(Bloomberg) -- The European Parliament voted to completely ban real-time, remote biometric surveillance — a decision that will put lawmakers at odds with the EU’s 27 countries in upcoming negotiations.
The blanket ban, which was previously agreed by lawmakers, was up in the air after a political deal fell apart late last week.
Lawmakers also passed additional measures for general purpose AI and foundational models like GPT-4. Under the parliament’s plan, companies such as OpenAI Inc. and Google would have to perform risk assessments and summarize the copyrighted material used to train their models — regardless of how they’re used.
“Going forward, we are going to need constant, clear boundaries and limits to artificial intelligence,” Parliament President Roberta Metsola said in a press conference. “And here there is one thing that we will not compromise on: anytime technology advances, it must go hand in hand with our fundamental rights and democratic values.”
The parliament’s entire draft of the AI Act passed on Wednesday, with 499 voting in favor, 28 against and 93 abstaining. The vote paves the way for the so-called “trilogue” negotiations between the parliament, EU member states and European Commission to start later on Wednesday. The commission wants a deal by the end of the year, after which the new AI Act rules could impact companies by 2026.
Brando Benifei, one of the lead authors of the act, said at the press conference that negotiators may seek to have some rules apply earlier than that. In the meantime, officials like Executive Vice President Margrethe Vestager are pushing a “code of conduct” with companies that would be voluntary rules across the G7, plus India and Indonesia.
EU member states previously agreed that public facial scanning would be allowed for certain law enforcement situations, in an approach agreed at the end of last year. The provisions are a red line for a number of member states as they head into negotiations with the parliament and the European Commission.

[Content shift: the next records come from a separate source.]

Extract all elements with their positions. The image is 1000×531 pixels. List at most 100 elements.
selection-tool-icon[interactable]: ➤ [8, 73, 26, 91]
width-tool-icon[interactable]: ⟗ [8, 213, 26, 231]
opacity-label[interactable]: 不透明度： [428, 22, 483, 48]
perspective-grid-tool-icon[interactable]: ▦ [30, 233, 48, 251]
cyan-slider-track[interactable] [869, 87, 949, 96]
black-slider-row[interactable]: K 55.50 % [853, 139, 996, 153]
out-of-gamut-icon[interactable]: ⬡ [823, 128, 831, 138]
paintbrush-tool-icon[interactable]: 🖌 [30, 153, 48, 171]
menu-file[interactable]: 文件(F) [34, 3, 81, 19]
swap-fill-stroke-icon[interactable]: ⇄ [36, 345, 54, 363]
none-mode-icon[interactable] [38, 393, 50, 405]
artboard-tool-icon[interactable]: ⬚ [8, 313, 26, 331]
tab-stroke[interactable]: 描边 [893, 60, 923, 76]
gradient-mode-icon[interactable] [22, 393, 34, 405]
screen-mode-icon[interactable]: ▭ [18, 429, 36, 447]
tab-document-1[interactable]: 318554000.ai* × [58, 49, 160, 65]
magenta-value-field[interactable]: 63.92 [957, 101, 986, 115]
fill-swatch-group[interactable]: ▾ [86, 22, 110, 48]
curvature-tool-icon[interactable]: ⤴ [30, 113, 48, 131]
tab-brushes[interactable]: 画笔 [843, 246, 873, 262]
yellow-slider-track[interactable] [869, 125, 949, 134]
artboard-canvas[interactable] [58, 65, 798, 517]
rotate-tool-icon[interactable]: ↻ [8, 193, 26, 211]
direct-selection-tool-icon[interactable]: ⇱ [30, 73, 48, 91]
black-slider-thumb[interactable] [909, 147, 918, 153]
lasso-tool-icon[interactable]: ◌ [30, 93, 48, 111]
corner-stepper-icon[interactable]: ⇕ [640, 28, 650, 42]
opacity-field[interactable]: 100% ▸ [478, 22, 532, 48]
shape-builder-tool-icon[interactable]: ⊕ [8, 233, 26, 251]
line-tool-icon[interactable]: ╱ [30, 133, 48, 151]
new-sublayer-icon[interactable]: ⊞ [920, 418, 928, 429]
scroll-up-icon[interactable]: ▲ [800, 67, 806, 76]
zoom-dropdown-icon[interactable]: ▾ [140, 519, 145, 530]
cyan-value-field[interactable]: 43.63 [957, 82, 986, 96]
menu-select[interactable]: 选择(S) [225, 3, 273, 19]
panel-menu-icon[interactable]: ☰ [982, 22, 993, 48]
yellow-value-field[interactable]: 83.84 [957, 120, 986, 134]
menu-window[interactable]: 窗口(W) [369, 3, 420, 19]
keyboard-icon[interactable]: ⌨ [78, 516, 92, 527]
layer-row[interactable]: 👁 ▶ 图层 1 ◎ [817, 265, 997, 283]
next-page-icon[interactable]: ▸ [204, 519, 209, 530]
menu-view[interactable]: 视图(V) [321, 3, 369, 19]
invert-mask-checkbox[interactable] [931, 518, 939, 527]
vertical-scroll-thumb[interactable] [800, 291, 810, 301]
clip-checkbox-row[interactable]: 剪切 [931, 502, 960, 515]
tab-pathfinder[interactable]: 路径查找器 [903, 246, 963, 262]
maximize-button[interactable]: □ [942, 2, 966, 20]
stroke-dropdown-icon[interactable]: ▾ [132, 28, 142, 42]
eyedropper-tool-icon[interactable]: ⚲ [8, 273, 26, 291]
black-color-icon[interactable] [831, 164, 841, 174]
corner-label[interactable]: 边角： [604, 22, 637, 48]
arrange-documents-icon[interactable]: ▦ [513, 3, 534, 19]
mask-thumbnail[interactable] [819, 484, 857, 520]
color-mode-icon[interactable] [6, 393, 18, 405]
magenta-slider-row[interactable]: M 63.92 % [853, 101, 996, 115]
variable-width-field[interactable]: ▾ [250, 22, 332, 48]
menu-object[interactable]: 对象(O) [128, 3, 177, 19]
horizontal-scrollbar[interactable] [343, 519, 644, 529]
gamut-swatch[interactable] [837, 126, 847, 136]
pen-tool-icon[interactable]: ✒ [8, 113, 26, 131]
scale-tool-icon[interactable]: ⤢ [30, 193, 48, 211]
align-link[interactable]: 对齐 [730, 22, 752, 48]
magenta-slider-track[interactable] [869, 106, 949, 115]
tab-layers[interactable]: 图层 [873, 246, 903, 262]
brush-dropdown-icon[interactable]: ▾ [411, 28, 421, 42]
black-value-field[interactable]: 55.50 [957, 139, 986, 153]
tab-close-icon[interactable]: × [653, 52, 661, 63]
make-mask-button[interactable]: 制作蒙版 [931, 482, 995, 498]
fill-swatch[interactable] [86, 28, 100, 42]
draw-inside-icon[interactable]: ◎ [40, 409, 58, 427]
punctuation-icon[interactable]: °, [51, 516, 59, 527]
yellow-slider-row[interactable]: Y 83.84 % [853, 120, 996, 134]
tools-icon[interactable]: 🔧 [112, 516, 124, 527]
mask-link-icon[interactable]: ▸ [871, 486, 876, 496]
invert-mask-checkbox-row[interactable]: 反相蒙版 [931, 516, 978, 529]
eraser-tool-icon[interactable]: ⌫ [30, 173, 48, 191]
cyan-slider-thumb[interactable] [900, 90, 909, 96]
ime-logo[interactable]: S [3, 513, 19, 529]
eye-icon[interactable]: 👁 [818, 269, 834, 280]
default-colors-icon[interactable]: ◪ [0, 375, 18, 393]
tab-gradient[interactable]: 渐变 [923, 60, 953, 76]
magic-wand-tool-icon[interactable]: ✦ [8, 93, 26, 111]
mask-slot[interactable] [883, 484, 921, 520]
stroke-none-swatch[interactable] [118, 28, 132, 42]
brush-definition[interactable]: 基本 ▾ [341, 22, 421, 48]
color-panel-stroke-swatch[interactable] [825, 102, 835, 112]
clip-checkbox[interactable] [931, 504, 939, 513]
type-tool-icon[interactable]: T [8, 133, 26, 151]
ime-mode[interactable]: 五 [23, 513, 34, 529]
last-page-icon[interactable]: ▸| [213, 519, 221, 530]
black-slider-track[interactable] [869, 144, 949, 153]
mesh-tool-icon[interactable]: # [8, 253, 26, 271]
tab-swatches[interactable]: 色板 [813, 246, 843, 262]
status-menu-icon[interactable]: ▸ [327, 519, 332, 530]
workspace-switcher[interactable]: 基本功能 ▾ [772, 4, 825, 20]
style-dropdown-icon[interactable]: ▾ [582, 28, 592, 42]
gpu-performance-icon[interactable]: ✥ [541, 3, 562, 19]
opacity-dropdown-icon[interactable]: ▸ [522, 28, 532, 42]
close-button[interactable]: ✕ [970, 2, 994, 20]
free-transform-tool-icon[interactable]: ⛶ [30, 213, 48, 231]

Some members of the center-right European People’s Party wanted to include exceptions for finding missing children and preventing terrorist attacks, but these amendments overwhelmingly failed in the plenary vote on Wednesday.
“The result of today gives us even a stronger position,” said Benifei. “It’s clear that the parliament doesn’t want us to recede on such important topics, on avoiding mass surveillance.”
The commission first proposed the AI Act in 2021 with a risk-based approach. The idea was to regulate the use of AI, rather than the technology itself, completely banning certain practices like social scoring and setting standards for how the technology can be used in “high risk” situations.
However, EU member states pushed to include general purpose AI, systems that can be used in a wide variety of situations. Members of the parliament went further and added controls to “foundational models,” the large language models that form as the backbone for chatbots like ChatGPT, which has caught the public and regulator’s attention in recent months.
“I expect clear and proportionate rules on generative AI to be among the key discussion points for the trilogues,” Internal Market Commissioner Thierry Breton said in a statement. “We need effective transparency requirements on AI-generated content and strict rules against ‘deep fakes.’”
Just how far the EU goes in regulating generative AI could have a huge impact on the field, estimated to be worth more than $1.3 trillion in the next decade, as breaking the EU’s regulation could lead to fines of as much as 6% of a company’s annual revenue.